40.9.4 Accepting Output from Processes

Output from asynchronous subprocesses normally arrives only while Emacs is waiting for some sort of external event, such as elapsed time or terminal input. Occasionally it is useful in a Lisp program to explicitly permit output to arrive at a specific point, or even to wait until output arrives from a process.

Function: accept-process-output &optional process seconds millisec just-this-one

This function allows Emacs to read pending output from processes. The output is given to their filter functions. If process is non-nil then this function does not return until some output has been received from process or process has closed the connection.

The arguments seconds and millisec let you specify timeout periods. The former specifies a period measured in seconds and the latter specifies one measured in milliseconds. The two time periods thus specified are added together, and accept-process-output returns after that much time, even if there is no subprocess output.

The argument millisec is obsolete (and should not be used), because seconds can be floating point to specify waiting a fractional number of seconds. If seconds is 0, the function accepts whatever output is pending but does not wait.

If process is a process, and the argument just-this-one is non-nil, only output from that process is handled, suspending output from other processes until some output has been received from that process or the timeout expires. If just-this-one is an integer, also inhibit running timers. This feature is generally not recommended, but may be necessary for specific applications, such as speech synthesis.

The function accept-process-output returns non-nil if it got output from process, or from any process if process is nil; this can occur even after a process has exited if the corresponding connection contains buffered data. The function returns nil if the timeout expired or the connection was closed before output arrived.

If a connection from a process contains buffered data, accept-process-output can return non-nil even after the process has exited. Therefore, although the following loop:

;; This loop contains a bug.
(while (process-live-p process)
  (accept-process-output process))

will often read all output from process, it has a race condition and can miss some output if process-live-p returns nil while the connection still contains data. Better is to write the loop like this:

(while (accept-process-output process))

If you have passed a non-nil stderr to make-process, it will have a standard error process. See Creating an Asynchronous Process. In that case, waiting for process output from the main process doesn’t wait for output from the standard error process. To make sure you have received both all of standard output and all of standard error from a process, use the following code:

(while (accept-process-output process))
(while (accept-process-output stderr-process))

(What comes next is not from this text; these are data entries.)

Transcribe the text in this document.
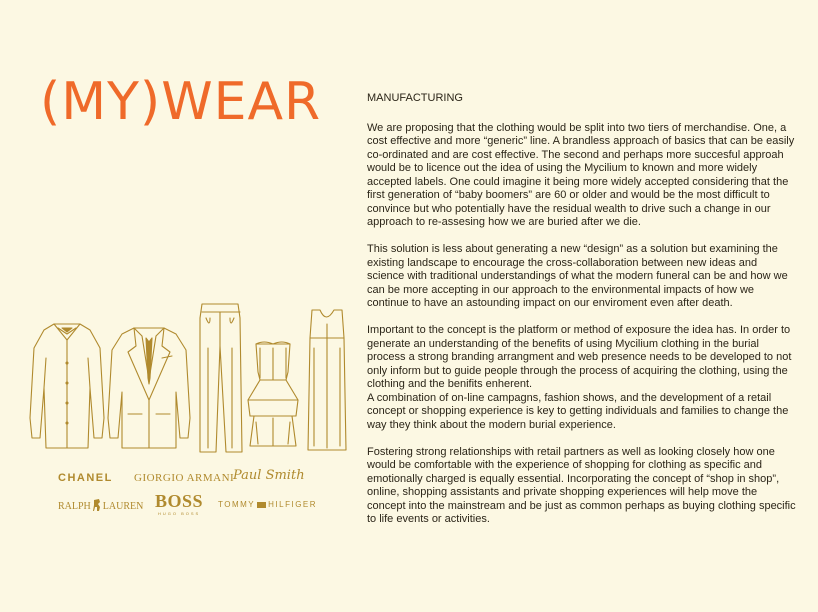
(MY)WEAR
CHANEL GIORGIO ARMANI
Paul Smith
RALPH LAUREN BOSS
HUGO BOSS
TOMMY HILFIGER
MANUFACTURING

We are proposing that the clothing would be split into two tiers of merchandise. One, a cost effective and more “generic” line. A brandless approach of basics that can be easily co-ordinated and are cost effective. The second and perhaps more succesful approah would be to licence out the idea of using the Mycilium to known and more widely accepted labels. One could imagine it being more widely accepted considering that the first generation of “baby boomers” are 60 or older and would be the most difficult to convince but who potentially have the residual wealth to drive such a change in our approach to re-assesing how we are buried after we die.

This solution is less about generating a new “design” as a solution but examining the existing landscape to encourage the cross-collaboration between new ideas and science with traditional understandings of what the modern funeral can be and how we can be more accepting in our approach to the environmental impacts of how we continue to have an astounding impact on our enviroment even after death.

Important to the concept is the platform or method of exposure the idea has. In order to generate an understanding of the benefits of using Mycilium clothing in the burial process a strong branding arrangment and web presence needs to be developed to not only inform but to guide people through the process of acquiring the clothing, using the clothing and the benifits enherent.

A combination of on-line campagns, fashion shows, and the development of a retail concept or shopping experience is key to getting individuals and families to change the way they think about the modern burial experience.

Fostering strong relationships with retail partners as well as looking closely how one would be comfortable with the experience of shopping for clothing as specific and emotionally charged is equally essential. Incorporating the concept of “shop in shop”, online, shopping assistants and private shopping experiences will help move the concept into the mainstream and be just as common perhaps as buying clothing specific to life events or activities.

If you passed a buffer to the stderr argument of make-process, you still have to wait for the standard error process, like so:

(let* ((stdout (generate-new-buffer "stdout"))
       (stderr (generate-new-buffer "stderr"))
       (process (make-process :name "test"
                              :command '("my-program")
                              :buffer stdout
                              :stderr stderr))
       (stderr-process (get-buffer-process stderr)))
  (unless (and process stderr-process)
    (error "Process unexpectedly nil"))
  (while (accept-process-output process))
  (while (accept-process-output stderr-process)))

Only when both accept-process-output forms return nil, you can be sure that the process has exited and Emacs has read all its output.

Reading pending standard error from a process running on a remote host is not possible this way.